You decided to leave your job during lockdown to go full-time on your business. Most of the people would have thought that it was full-hardy. How did you manage?
They did actually! When I asked my boss to be made redundant, they did not want it at first, because I was a real asset to the company thanks to my experiences. However, I did it. Covid came, and kind of put everything in perspective like for most people. I looked back at my life and it reminds me of the movie, Slumdog Millionaire it was about a young Indian boy who jumps onto the game show “Who wants to be a millionaire” and answers every single question and wins the grand prize. The movie looks at the life a teenager from the slums of Mumbai becomes a contestant on the show Kaun Banega Crorepati. When interrogated under suspicion of cheating, he revisits his past, revealing how he had all the answers. His experiences in life allowed him to answer some of the hardest questions. I felt exactly the same feeling when COVID-19 hit the aviation sector.
I started my career as an aeronautical engineer, worked in oil and gas, worked with a globally MNE, AIRBUS and after returning from France I went back to university and studied completing a double major in Economics and International Business.
Started my business in 2017 help micro SMEs and just took the opportunity because I thought it was the right time to do it. It started of as wanting to help medium to large enterprise and corporates that would need strategy support. This eventually led to recognising that wanted the Pacific and Maori businesses community needed people like me and my expertise. It all started with a major contract to help a Pacific business to get some trust with the government agency. Today, I am engaged with more established businesses that are looking to grow and get funding in New Zealand.
You mostly help businesses that want to get established in New Zealand. What are the differences between doing business in NZ and in any other country?
In New Zealand it is easy to start, it is the perfect place to launch something because of the size of the population and localization. It is what happened with payWave/EFPOST.
However, you have to be able to understand the cultural differences and the customer's mind. The average Kiwi is looking for a bargain, they love discounts. A lot of Kiwi brands have built their business model around this this mentality of the customer base. Kiwis are not always so willing to spend money so easily or freely as their counter parts in Australia or Europe. One of the reasons is because the NZ corporate and market is small, so the brand power is highly contested and can sometimes be small. In addition to this sometimes a competitor within the market is offering similar prices almost reflecting a duopoly or cartel type arraignment in the market place. So sometime as a new entrant companies are faced with late comer strategy to the market and this an be overwhelming and costly.
Regarding the B2B relationship, it is also very important. First, you meet up and then you talk about business. Also, I recommend being very clear on the agreement. The corporate culture is very different because the country itself is young in comparison to France and most developed countries in Europe.

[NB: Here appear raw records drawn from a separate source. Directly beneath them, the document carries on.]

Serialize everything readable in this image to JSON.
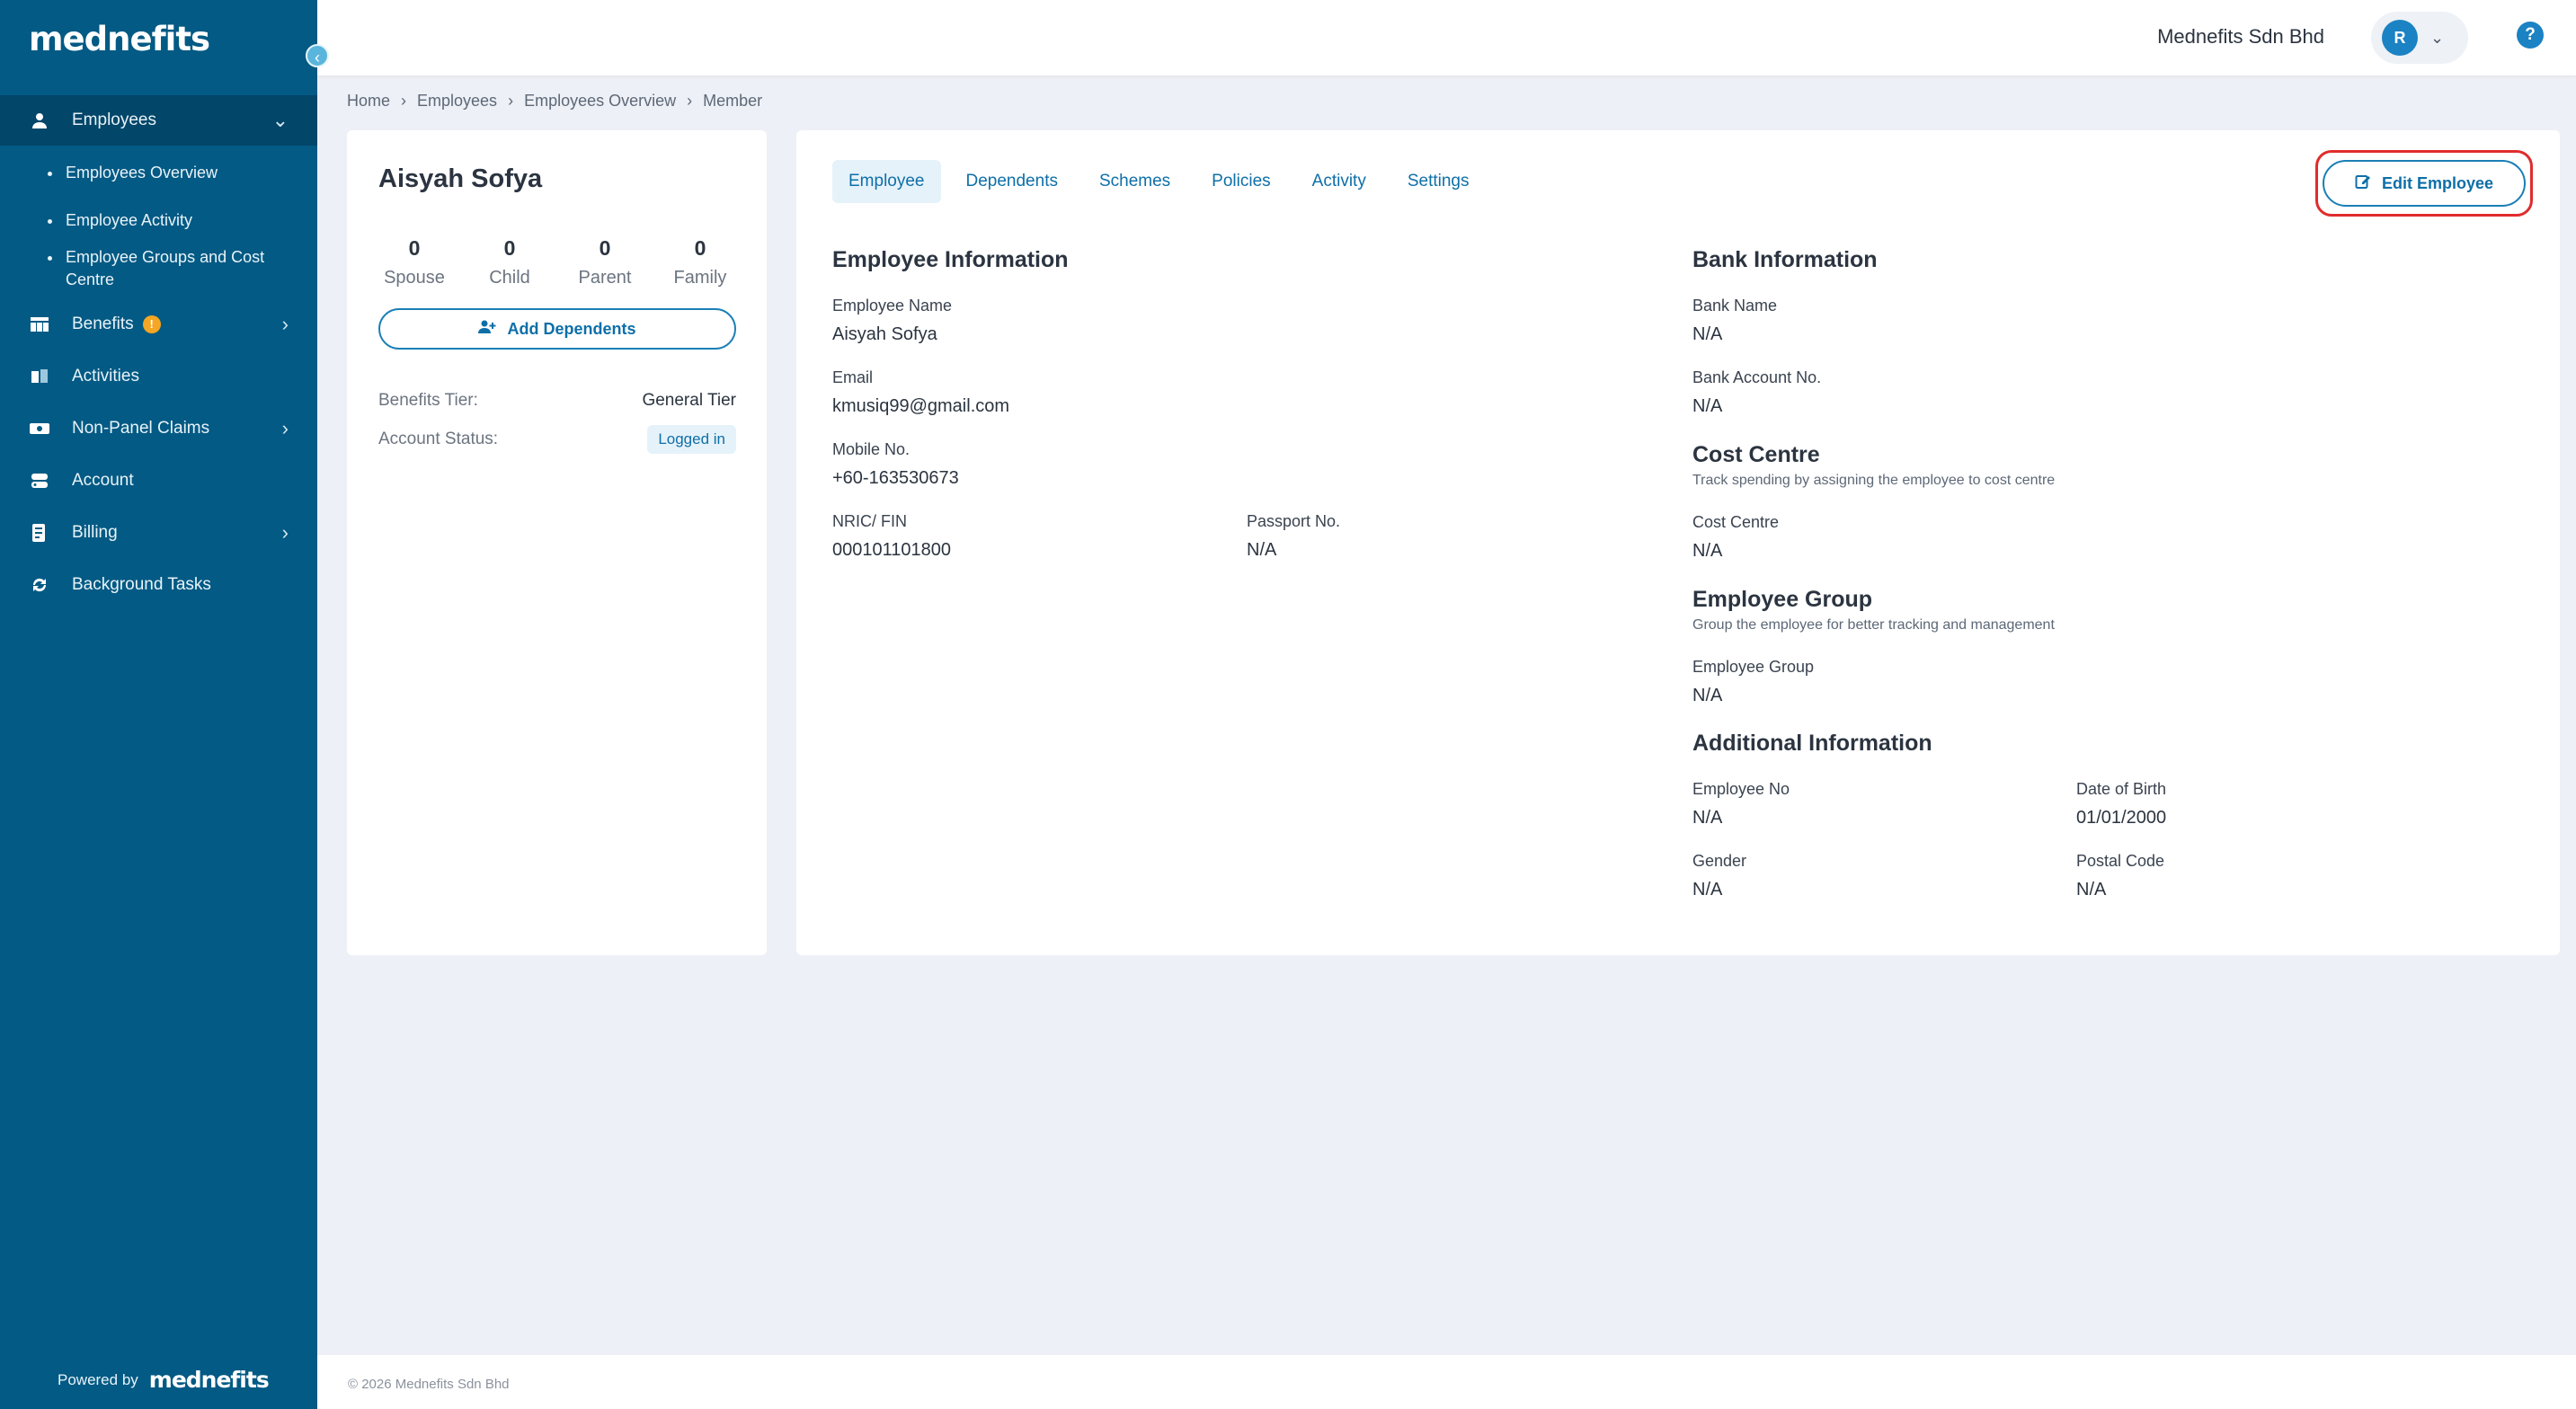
{
  "sidebar": {
    "logo": "mednefits",
    "nav": [
      {
        "label": "Employees",
        "icon": "person-icon",
        "expanded": true
      },
      {
        "label": "Benefits",
        "icon": "table-icon",
        "badge": "!"
      },
      {
        "label": "Activities",
        "icon": "book-icon"
      },
      {
        "label": "Non-Panel Claims",
        "icon": "cash-icon"
      },
      {
        "label": "Account",
        "icon": "account-icon"
      },
      {
        "label": "Billing",
        "icon": "receipt-icon"
      },
      {
        "label": "Background Tasks",
        "icon": "refresh-icon"
      }
    ],
    "sub_items": [
      "Employees Overview",
      "Employee Activity",
      "Employee Groups and Cost Centre"
    ],
    "powered_by": "Powered by",
    "powered_logo": "mednefits"
  },
  "header": {
    "company": "Mednefits Sdn Bhd",
    "avatar_initial": "R",
    "help": "?"
  },
  "breadcrumb": [
    "Home",
    "Employees",
    "Employees Overview",
    "Member"
  ],
  "profile": {
    "name": "Aisyah Sofya",
    "counts": [
      {
        "num": "0",
        "label": "Spouse"
      },
      {
        "num": "0",
        "label": "Child"
      },
      {
        "num": "0",
        "label": "Parent"
      },
      {
        "num": "0",
        "label": "Family"
      }
    ],
    "add_dependents": "Add Dependents",
    "benefits_tier_label": "Benefits Tier:",
    "benefits_tier_value": "General Tier",
    "account_status_label": "Account Status:",
    "account_status_value": "Logged in"
  },
  "tabs": [
    "Employee",
    "Dependents",
    "Schemes",
    "Policies",
    "Activity",
    "Settings"
  ],
  "edit_button": "Edit Employee",
  "employee_info": {
    "title": "Employee Information",
    "name_label": "Employee Name",
    "name_value": "Aisyah Sofya",
    "email_label": "Email",
    "email_value": "kmusiq99@gmail.com",
    "mobile_label": "Mobile No.",
    "mobile_value": "+60-163530673",
    "nric_label": "NRIC/ FIN",
    "nric_value": "000101101800",
    "passport_label": "Passport No.",
    "passport_value": "N/A"
  },
  "bank_info": {
    "title": "Bank Information",
    "bank_name_label": "Bank Name",
    "bank_name_value": "N/A",
    "account_label": "Bank Account No.",
    "account_value": "N/A"
  },
  "cost_centre": {
    "title": "Cost Centre",
    "subtitle": "Track spending by assigning the employee to cost centre",
    "label": "Cost Centre",
    "value": "N/A"
  },
  "employee_group": {
    "title": "Employee Group",
    "subtitle": "Group the employee for better tracking and management",
    "label": "Employee Group",
    "value": "N/A"
  },
  "additional_info": {
    "title": "Additional Information",
    "emp_no_label": "Employee No",
    "emp_no_value": "N/A",
    "dob_label": "Date of Birth",
    "dob_value": "01/01/2000",
    "gender_label": "Gender",
    "gender_value": "N/A",
    "postal_label": "Postal Code",
    "postal_value": "N/A"
  },
  "footer": "© 2026 Mednefits Sdn Bhd"
}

What will be your 3 advice for someone from France, New Caledonia or French Polynesia who wants to establish a business here?
1. To understand the niche, because it is a very different culture.
2. To understand the problem, you are going to solve.
3. Understand what promises you can make to deliver on problem you are solving in the market here. This is important especially how you are going to deliver, because the Kiwi customer base is loyal and you have to be aware of that.